Anchors away but putting issue is not sailing to sunset in golf
The divisive anchoring issue is like smacking a tee shot with a titanium driver, knowing at impact that it was doomed to sleep with the fishes, then watching its inevitable slice into watery oblivion. We know where this is headed.
As expected, the lawyers are standing by. With the news last week that the game's governing bodies have banned the anchoring of long putters to the abdomen or other body parts, the purveyors of the long sticks in the United States have banded together to consider possible legal remedies.
Some have proposed that the PGA Tour ignore the ban, which will begin in 2016, and write their own rules.

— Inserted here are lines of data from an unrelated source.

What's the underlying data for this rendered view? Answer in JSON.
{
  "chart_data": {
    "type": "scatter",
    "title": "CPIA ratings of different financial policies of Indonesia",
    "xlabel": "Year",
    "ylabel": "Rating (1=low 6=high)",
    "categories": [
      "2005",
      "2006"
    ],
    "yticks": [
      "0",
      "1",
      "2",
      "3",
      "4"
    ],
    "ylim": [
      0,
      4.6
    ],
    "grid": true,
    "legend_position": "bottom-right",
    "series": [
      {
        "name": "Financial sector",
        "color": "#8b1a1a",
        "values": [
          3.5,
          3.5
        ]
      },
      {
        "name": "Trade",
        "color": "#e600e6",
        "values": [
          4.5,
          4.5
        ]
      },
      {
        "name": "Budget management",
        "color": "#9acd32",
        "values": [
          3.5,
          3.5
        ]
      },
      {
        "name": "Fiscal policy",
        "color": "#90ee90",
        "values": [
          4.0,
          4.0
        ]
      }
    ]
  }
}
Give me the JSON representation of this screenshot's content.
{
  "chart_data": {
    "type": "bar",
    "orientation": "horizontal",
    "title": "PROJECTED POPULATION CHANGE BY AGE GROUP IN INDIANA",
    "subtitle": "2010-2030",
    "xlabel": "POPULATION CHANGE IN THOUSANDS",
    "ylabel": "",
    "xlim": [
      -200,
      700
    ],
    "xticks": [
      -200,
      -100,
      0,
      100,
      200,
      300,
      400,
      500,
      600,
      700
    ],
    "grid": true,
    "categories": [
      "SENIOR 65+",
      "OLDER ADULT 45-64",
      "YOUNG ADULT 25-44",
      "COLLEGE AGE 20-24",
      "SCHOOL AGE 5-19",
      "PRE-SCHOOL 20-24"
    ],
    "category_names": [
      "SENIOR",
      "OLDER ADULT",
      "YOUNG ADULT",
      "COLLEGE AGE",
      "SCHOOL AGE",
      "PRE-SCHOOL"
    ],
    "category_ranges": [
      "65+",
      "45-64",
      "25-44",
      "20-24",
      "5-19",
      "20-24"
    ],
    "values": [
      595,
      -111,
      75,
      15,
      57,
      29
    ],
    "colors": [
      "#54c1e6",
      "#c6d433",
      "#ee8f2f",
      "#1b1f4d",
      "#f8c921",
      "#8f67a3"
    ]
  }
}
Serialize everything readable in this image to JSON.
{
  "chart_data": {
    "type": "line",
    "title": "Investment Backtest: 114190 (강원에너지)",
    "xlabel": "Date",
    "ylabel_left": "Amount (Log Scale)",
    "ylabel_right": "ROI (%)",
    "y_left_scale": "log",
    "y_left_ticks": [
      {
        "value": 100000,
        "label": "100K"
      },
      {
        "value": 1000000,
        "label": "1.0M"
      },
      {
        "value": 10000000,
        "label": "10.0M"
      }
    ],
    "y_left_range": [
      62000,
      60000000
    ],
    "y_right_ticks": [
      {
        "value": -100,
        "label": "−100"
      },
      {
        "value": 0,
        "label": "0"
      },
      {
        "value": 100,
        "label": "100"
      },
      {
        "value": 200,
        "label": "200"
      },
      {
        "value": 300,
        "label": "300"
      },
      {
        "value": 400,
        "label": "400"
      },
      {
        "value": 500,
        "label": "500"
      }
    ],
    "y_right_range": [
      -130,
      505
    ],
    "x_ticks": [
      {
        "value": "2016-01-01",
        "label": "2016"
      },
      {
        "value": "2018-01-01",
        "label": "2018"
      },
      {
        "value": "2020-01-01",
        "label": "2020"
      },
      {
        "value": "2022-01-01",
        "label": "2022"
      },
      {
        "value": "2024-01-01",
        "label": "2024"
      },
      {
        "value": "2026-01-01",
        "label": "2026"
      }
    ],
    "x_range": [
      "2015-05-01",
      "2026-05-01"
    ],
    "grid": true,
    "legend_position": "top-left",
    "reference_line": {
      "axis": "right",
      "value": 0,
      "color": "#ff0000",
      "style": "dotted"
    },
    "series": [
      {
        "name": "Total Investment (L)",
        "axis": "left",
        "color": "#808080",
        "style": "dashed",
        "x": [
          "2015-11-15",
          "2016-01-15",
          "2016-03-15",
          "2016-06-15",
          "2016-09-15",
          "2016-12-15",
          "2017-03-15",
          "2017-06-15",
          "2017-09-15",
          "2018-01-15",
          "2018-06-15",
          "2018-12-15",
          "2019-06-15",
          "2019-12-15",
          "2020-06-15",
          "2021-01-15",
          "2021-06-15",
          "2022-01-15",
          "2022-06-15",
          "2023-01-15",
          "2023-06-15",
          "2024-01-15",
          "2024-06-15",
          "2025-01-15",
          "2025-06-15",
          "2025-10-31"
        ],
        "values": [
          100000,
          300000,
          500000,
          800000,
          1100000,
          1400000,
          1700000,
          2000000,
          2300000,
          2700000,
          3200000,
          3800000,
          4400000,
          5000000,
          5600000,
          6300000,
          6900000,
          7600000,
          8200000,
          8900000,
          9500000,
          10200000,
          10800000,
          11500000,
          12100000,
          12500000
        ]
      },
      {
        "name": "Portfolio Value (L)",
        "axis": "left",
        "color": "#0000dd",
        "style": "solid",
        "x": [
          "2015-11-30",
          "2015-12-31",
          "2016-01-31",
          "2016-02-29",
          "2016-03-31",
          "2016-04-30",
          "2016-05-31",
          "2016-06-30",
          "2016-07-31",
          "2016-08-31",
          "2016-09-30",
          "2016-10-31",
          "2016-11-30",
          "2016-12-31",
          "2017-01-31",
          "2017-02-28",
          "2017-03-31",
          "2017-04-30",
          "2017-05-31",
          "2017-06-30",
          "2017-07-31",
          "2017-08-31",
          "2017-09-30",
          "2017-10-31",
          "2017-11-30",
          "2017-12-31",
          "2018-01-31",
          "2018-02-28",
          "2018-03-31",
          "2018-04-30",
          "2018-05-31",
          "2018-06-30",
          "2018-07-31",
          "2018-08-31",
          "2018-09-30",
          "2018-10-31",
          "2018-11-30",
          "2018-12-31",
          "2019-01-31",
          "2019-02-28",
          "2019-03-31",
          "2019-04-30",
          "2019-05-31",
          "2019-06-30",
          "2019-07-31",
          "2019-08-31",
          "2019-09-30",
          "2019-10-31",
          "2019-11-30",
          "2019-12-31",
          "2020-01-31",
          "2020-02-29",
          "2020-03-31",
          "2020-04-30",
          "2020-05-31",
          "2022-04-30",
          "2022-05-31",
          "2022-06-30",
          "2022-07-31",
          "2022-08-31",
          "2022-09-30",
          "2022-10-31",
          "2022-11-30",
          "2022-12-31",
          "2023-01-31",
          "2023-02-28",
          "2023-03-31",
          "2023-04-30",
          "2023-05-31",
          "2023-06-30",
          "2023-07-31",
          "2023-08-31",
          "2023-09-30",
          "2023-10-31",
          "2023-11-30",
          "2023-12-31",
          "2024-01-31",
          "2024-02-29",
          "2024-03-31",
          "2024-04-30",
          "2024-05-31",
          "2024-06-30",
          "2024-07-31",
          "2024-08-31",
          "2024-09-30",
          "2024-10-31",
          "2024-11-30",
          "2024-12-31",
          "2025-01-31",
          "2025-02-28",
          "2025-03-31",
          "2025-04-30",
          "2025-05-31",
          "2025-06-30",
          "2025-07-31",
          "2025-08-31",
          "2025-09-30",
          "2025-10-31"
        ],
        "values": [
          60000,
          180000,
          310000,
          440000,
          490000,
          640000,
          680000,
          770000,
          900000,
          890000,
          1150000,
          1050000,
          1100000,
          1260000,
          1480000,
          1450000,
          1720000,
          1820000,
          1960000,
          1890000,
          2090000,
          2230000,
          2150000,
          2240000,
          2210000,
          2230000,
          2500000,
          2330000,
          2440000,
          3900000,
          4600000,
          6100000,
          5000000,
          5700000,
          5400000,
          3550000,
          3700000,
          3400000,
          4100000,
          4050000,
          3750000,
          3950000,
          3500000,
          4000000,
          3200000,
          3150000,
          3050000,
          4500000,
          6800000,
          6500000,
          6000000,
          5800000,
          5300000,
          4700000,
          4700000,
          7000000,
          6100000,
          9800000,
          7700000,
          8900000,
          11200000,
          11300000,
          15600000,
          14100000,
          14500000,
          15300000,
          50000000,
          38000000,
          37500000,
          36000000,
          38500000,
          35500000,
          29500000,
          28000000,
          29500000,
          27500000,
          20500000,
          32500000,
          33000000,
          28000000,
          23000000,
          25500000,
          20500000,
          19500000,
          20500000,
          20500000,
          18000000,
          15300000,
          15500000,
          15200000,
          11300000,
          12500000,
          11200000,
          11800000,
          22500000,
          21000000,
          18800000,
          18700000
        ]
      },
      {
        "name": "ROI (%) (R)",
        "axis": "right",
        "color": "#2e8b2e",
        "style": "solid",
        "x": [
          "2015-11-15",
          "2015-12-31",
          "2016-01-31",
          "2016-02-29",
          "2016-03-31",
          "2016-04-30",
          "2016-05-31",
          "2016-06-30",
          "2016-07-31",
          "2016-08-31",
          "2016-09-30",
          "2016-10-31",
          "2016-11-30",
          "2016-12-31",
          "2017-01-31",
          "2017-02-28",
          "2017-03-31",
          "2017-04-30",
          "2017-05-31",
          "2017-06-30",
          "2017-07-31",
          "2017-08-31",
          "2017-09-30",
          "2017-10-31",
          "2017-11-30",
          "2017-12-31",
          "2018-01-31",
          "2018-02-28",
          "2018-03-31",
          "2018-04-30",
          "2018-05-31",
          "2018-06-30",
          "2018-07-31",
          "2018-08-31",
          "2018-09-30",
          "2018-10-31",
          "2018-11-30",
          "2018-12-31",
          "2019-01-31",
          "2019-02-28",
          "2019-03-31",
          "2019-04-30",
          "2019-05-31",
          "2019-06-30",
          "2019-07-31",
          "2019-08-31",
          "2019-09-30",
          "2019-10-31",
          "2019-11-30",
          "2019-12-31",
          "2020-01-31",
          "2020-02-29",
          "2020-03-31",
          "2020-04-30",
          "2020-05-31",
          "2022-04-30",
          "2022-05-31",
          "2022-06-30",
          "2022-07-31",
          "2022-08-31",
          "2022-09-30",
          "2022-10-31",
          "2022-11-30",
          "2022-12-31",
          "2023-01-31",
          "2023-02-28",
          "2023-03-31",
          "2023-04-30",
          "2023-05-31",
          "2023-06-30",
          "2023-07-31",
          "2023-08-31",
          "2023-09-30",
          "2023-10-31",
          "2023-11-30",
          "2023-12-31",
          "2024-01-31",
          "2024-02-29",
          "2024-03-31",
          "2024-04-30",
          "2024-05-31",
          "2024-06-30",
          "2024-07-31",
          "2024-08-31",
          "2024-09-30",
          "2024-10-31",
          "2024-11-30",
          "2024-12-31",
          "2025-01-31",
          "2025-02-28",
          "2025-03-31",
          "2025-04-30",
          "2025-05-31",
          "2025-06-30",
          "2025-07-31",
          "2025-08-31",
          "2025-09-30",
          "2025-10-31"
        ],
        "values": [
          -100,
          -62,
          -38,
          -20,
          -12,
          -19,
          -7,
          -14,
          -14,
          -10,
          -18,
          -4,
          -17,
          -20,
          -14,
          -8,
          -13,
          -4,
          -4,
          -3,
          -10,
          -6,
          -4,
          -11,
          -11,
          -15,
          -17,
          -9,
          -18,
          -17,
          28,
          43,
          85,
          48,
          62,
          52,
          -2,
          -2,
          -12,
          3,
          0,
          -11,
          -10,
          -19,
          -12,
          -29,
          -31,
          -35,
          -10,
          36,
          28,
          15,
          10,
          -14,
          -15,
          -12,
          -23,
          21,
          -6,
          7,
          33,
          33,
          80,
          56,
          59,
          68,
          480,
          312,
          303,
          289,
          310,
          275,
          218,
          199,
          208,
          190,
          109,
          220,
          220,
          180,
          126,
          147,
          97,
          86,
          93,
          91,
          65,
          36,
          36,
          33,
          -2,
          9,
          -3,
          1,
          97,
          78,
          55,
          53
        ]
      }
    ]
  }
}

But the game has lived by a unified rule book since the Scots first whacked balls with a shepherd's crook, so that is not a change to be taken lightly. Not to mention that if the pro tours allow players to use putting techniques that have been banned elsewhere, some might be characterised, if not ostracised, as cheaters.
The PGA Tour's Player Advisory Council (Pac) met this week in Ohio, and numerous opinions were aired. There will never be a clear consensus on this issue, and the only moment of clarity was this – the topic is destined to become a long-running one.
"If you're a guy that anchors, you probably want to do it as long as you can," the Pac member Bo van Pelt told Golfweek magazine.
"And some people probably want it to be that we don't have to talk about it anymore, as soon as possible."